We made this quick video guide to using quilting stencils when we released our very first collaboration with Karlee back in issue 64 when we featured a set of her quilting stencils as our gift with the magazine. So if you’re new to using quilting stencils, take a look…
Top tips for machine quilting
Karlee shares her top tips for machine quilting to help you master this essential skill.
1. Get to know your machine
Take it out to dinner first, so to speak. Make an effort to understand tension settings, needle sizes and thread weights. I truly believe that every quilting machine model can make extremely beautiful works of art, but they are only as good as their handler! When you take care of them, they’ll take care of you.
2. Enjoy the practice time
When people ask me how I get such perfect pebbles, I tell them that I have literally quilted over ten yards of just pebbles! Anything you want to get proficient at is going to take time.

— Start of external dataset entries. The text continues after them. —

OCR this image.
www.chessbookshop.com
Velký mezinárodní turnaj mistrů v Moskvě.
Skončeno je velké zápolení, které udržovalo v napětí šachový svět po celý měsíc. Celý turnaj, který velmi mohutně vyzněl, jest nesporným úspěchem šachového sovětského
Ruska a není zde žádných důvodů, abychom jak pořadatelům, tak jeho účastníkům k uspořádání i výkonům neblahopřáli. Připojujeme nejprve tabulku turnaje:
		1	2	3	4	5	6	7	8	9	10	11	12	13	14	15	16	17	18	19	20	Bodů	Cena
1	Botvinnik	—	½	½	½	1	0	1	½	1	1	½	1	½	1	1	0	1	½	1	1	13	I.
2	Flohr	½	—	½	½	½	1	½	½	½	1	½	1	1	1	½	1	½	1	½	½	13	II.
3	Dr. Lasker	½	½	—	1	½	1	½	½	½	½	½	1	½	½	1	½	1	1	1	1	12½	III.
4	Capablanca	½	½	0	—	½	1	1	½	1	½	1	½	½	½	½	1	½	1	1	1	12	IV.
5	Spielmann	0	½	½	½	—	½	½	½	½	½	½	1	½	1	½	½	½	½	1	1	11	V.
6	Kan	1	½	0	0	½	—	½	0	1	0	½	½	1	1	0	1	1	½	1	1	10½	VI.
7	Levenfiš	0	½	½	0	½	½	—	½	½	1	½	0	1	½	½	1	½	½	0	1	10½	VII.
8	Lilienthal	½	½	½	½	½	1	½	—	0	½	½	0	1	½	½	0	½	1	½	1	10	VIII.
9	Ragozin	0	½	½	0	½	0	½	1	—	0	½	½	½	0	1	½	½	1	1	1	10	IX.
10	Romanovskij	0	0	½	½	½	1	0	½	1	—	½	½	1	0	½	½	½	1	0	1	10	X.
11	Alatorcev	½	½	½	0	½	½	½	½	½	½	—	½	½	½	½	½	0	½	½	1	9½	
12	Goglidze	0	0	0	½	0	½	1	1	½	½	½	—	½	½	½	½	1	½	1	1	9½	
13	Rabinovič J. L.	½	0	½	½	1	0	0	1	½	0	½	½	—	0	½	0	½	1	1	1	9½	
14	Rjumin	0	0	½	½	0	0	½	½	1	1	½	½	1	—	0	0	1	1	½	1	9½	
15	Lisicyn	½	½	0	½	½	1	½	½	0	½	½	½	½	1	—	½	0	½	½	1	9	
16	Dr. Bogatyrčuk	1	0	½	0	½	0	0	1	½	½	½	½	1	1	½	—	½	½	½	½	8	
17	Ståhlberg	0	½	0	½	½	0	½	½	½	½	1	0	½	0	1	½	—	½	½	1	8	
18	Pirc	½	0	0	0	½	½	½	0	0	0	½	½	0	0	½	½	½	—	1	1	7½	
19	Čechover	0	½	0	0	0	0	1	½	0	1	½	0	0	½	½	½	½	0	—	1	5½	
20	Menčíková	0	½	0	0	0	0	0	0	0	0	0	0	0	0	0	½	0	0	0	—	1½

A lot of times, people only see my finished works and fail to remember that over thousands of hours of practice went into a piece that I can now achieve in a little under an evening.
3. Make quilts for you!
I say this every time I have an audience: “Unless someone is paying you money to quilt for them, don’t take their advice on your quilts.” Make quilts that make you happy.
4. Keep cheap fabric on hand for practice sessions
In the beginning of my quilting journey there was nothing more intimidating to me than spending a ton of time piecing a quilt top, only to never actually quilt it out of fear that I would completely ruin it.
Buy the cheapest solid fabric you can find, cut it into fat quarters and make some quilt sandwiches to keep on hand. When you feel inspired to try out a new quilting technique, whether it’s a free motion motif, stencil or marking method, use one of those spare quilt sandwiches to try it out. It’ll save you a lot of heartache and unpicking time.